Owens cause was not in fact a describe war through poetry, but to create poetry through an accurate depiction of the horrors of the front line.
Owen produced a range of poetry during the war. He was capable of writing satirical work as in The Inspection, in which a soldier is punished for parading with blood on his uniform, and is imagined making his defence. The Inspection is an unusual poem as it is written in dialogue. On first reading the poem it is difficult to isolate the voice of the poet that we know from some of Owen’s previous work. When first written the poem was called Dirt, an idea that may support Yeats’ opinion that Owen’s poetry is “all blood and dirt”, though the poem is more complex.
Dulce Et Decorum Est is a later poem that tells of exhausted troops leaving the front line and encountering an enemy gas attack. The gas used at this time was phosgene, popularly known as ‘mustard gas’ which drowns it’s victims in the fluid of their own lungs. The title is also the line that concludes the poem taken from the Odes of Horace, a Latin poet that translates as: “it is a sweet and seemly thing to die for one’s country.” This line is written ironically in contrast to the main body of the piece.

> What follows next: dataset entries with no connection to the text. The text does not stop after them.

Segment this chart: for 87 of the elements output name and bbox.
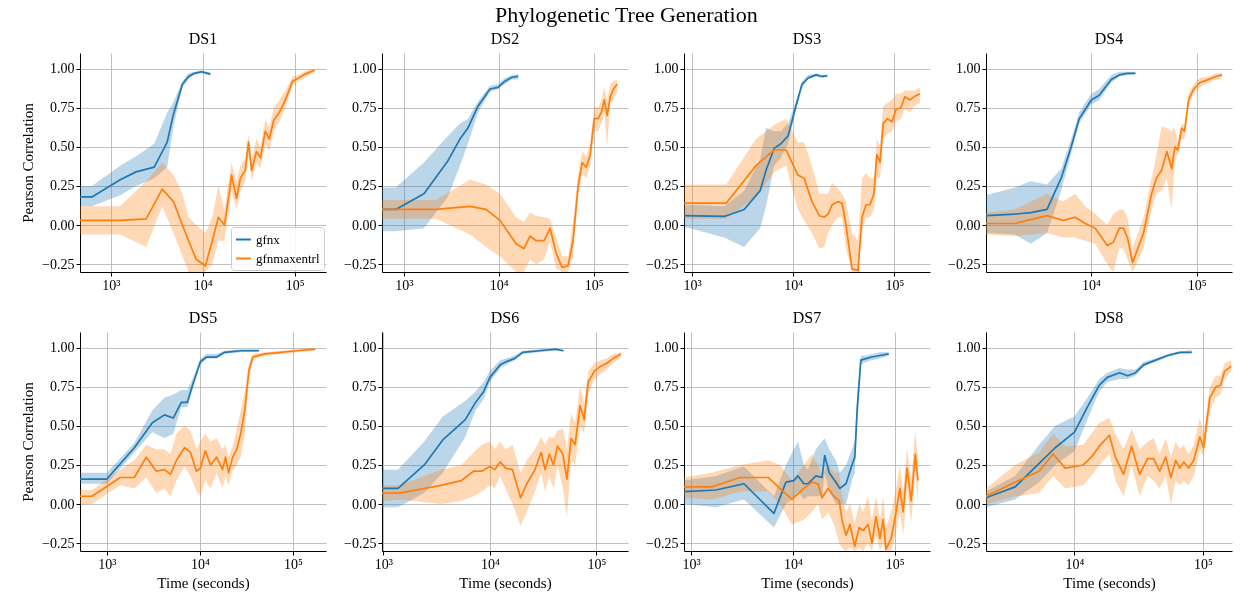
y-tick-label: 0.75 [956,100,981,116]
y-tick-label: 0.50 [352,418,377,434]
chart-title: DS3 [792,30,822,47]
y-tick-label: −0.25 [42,256,75,272]
x-tick-label: 10⁴ [191,556,211,572]
x-tick-label: 10⁴ [784,556,804,572]
x-tick-label: 10⁵ [285,277,305,293]
y-tick-label: 0.75 [352,100,377,116]
y-tick-label: −0.25 [344,535,377,551]
x-tick-label: 10⁴ [1065,556,1085,572]
y-tick-label: 0.25 [50,178,75,194]
y-tick-label: 1.00 [956,340,981,356]
x-tick-label: 10⁴ [1081,277,1101,293]
x-tick-label: 10⁴ [480,556,500,572]
y-tick-label: 0.00 [352,217,377,233]
y-tick-label: 0.25 [654,457,679,473]
x-tick-label: 10⁴ [193,277,213,293]
x-tick-label: 10³ [102,277,121,293]
text: Phylogenetic Tree Generation [494,2,758,27]
y-tick-label: 0.50 [50,139,75,155]
y-axis-title: Pearson Correlation [20,102,37,223]
y-tick-label: 0.00 [956,217,981,233]
x-tick-label: 10⁴ [784,277,804,293]
y-tick-label: 0.75 [654,379,679,395]
y-tick-label: 0.25 [956,457,981,473]
y-tick-label: −0.25 [948,535,981,551]
chart-title: DS6 [490,309,520,326]
y-tick-label: 0.50 [50,418,75,434]
y-tick-label: 0.25 [50,457,75,473]
y-tick-label: 0.50 [352,139,377,155]
y-tick-label: 0.25 [352,178,377,194]
y-tick-label: 0.75 [654,100,679,116]
y-tick-label: 0.00 [50,496,75,512]
y-tick-label: 0.00 [956,496,981,512]
y-tick-label: 0.50 [956,139,981,155]
y-tick-label: 1.00 [50,61,75,77]
chart-title: DS7 [792,309,822,326]
chart-title: DS2 [490,30,520,47]
y-tick-label: 1.00 [352,340,377,356]
x-tick-label: 10⁵ [284,556,304,572]
y-tick-label: 0.50 [956,418,981,434]
x-tick-label: 10³ [374,556,394,572]
y-tick-label: −0.25 [646,535,679,551]
y-tick-label: 0.00 [50,217,75,233]
x-tick-label: 10³ [683,277,702,293]
x-axis-title: Time (seconds) [157,574,250,592]
y-tick-label: 0.50 [654,139,679,155]
y-tick-label: −0.25 [42,535,75,551]
x-tick-label: 10⁵ [1194,556,1214,572]
y-tick-label: 1.00 [50,340,75,356]
x-tick-label: 10⁵ [885,277,905,293]
x-tick-label: 10⁵ [587,556,607,572]
chart-title: DS4 [1094,30,1124,47]
y-tick-label: −0.25 [948,256,981,272]
y-tick-label: 0.75 [956,379,981,395]
y-tick-label: 0.25 [956,178,981,194]
y-tick-label: 0.25 [352,457,377,473]
y-tick-label: 0.75 [50,379,75,395]
x-tick-label: 10³ [98,556,117,572]
x-tick-label: 10⁴ [489,277,509,293]
y-tick-label: −0.25 [344,256,377,272]
y-tick-label: 0.50 [654,418,679,434]
y-tick-label: 0.25 [654,178,679,194]
y-tick-label: 1.00 [352,61,377,77]
x-axis-title: Time (seconds) [1063,574,1156,592]
y-tick-label: 0.00 [352,496,377,512]
x-tick-label: 10³ [682,556,701,572]
x-axis-title: Time (seconds) [761,574,854,592]
y-tick-label: 1.00 [654,61,679,77]
y-tick-label: −0.25 [646,256,679,272]
x-tick-label: 10⁵ [1187,277,1207,293]
legend-label: gfnx [256,231,281,247]
x-tick-label: 10⁵ [885,556,905,572]
x-axis-title: Time (seconds) [459,574,552,592]
legend-label: gfnmaxentrl [256,250,320,266]
chart-title: DS1 [188,30,218,47]
chart-title: DS8 [1094,309,1124,326]
y-tick-label: 0.00 [654,496,679,512]
y-tick-label: 1.00 [654,340,679,356]
x-tick-label: 10³ [395,277,414,293]
y-axis-title: Pearson Correlation [20,381,37,502]
y-tick-label: 1.00 [956,61,981,77]
y-tick-label: 0.75 [50,100,75,116]
x-tick-label: 10⁵ [584,277,604,293]
chart-title: DS5 [188,309,218,326]
y-tick-label: 0.75 [352,379,377,395]
y-tick-label: 0.00 [654,217,679,233]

The poem is a persuasive piece of anti-war poetry, using graphic imagery and strong language. Owen’s use of words such as “plunges at me, guttering, choking, drowning” not only shows the suffering of the soldier, but also his inhumane pain. “The blood come[s] gargling from the froth-corrupted lungs” adds to this feeling by detailing how the man is being tormented. The soldiers’ agony is accurately described “many had lost their boots, but limped on blood-shod” the soldiers have not been allowed to rest and have been on their feet for an untold amount of time.
The opening line uses simile to describe the soldiers: “bent double, like old beggars under sacks” not only tired, but reduced to the level of tramps on the street, starved of food and sleep. Most powerfully the men’s faces are “hanging… like a devil’s sick of sin” strongly contrasting against the innocent “children ardent for some desperate glory.”

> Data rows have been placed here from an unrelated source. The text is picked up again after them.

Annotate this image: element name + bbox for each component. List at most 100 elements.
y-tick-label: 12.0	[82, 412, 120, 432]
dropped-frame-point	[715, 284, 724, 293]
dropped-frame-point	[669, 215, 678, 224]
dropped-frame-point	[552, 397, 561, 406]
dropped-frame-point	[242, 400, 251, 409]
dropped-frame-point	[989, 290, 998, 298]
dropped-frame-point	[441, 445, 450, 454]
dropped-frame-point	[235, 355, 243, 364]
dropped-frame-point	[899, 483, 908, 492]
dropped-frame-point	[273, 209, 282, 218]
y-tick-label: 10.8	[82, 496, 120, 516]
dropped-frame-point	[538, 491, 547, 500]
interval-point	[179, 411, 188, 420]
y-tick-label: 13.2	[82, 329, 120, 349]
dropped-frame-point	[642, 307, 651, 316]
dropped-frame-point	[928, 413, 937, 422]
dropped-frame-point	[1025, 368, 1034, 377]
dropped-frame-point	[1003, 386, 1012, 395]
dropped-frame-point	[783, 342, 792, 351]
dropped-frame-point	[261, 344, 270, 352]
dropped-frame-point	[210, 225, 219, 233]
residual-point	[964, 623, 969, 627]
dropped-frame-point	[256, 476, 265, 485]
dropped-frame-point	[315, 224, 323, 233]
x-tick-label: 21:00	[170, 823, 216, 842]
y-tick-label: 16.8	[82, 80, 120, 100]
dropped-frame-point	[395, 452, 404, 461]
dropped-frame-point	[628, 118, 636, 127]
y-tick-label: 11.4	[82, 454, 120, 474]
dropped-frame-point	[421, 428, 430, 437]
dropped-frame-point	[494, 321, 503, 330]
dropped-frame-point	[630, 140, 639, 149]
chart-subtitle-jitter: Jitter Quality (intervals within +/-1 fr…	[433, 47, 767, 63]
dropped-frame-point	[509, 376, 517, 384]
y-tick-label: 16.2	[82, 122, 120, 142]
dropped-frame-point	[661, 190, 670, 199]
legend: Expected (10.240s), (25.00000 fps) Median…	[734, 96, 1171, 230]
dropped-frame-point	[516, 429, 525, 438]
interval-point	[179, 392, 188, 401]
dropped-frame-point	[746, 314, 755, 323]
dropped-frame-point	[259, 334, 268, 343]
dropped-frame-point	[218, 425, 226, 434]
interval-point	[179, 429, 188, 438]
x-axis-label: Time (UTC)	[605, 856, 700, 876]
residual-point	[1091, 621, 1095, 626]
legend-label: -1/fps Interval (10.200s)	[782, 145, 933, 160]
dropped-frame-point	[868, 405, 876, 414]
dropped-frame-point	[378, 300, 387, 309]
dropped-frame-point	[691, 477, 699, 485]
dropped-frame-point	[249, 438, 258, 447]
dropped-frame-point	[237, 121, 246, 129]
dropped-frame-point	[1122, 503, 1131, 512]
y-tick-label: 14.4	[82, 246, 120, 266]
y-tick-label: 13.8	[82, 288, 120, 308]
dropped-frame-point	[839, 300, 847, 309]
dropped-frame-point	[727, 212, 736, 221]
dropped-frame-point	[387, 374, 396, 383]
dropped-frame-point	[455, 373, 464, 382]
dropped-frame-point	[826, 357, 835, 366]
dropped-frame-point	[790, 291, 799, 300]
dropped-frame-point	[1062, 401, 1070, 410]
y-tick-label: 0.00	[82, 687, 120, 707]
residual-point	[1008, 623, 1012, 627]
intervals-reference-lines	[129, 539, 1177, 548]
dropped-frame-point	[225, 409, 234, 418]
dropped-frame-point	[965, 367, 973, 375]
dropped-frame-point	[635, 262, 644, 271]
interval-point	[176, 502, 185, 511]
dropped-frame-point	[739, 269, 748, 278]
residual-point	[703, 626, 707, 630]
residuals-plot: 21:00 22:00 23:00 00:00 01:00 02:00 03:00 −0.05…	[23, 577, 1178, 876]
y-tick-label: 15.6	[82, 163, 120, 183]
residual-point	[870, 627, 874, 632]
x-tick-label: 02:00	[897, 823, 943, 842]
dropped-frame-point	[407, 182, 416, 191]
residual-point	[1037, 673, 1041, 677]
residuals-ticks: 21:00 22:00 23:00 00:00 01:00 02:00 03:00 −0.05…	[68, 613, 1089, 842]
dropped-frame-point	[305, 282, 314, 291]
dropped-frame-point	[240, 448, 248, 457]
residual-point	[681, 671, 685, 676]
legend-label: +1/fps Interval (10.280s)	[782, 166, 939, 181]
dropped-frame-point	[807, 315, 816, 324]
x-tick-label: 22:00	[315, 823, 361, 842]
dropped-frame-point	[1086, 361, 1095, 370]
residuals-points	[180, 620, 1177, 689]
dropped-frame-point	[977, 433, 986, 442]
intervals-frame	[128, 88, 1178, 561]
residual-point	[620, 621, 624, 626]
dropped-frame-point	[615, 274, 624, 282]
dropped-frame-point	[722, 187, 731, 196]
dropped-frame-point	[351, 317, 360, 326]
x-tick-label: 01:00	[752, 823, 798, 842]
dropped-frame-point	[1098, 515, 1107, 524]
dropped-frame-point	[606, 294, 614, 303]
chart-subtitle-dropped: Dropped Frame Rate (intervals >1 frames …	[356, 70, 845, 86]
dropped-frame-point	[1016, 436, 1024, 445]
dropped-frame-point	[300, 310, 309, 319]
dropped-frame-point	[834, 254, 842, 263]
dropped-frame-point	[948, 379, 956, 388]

The dropping of the gas brings “ an ecstasy of fumbling” creating a nightmareish image of soldiers desperate to leave the mist. How naively they fit “ the clumsy helmets” and in nervous panic begin “yelling… stumbling and floundering like a man in fire or lime.” Such images of terror have haunted numerous readers and stand out as more than “blood and dirt.”
The Send-Off describes soldiers who are leaving for the front line from their hometown for the first time. Their departure is almost a secret as “wrongs hushed-up” as guilt seems to dominate the onlookers, unaware to “which front these were sent.” The image of “their breasts… stuck all white with wreath and spray as men’s are, dead” is significant, as many will not return, only “a few, a few, too few for drums and yells.” Owen uses the oxymoron “grimly gay” to describe the mixed emotions at the train station as local people show both acceptance and indifference at their departure, “dull porters watched them, and a casual tramp stood staring hard, sorry to miss them at the upland camp.”
A rhetorical question is asked: “shall they return to beating of great bells in wild train-loads?” All too clearly these men will return, and “creep back, silent” with the sin of war on their shoulders, absent for such a long time that the “close, darkening lanes” are now “half-known roads.”
In conclusion, close reading of Owen’s poems reveals well-structured poetry, using strong imagery and a precise lexicon in order to show the horror of war to those generations without experience of conflict. I think that Yeats’ description of “all blood and dirt and sucked sugar stick” is wrong because eighty years from the first world war Owen’s work is still some of the most shocking and horrific writing produced about conflict. The poems discuss the nature of war; though remain accessible to a large number of people as originally intended.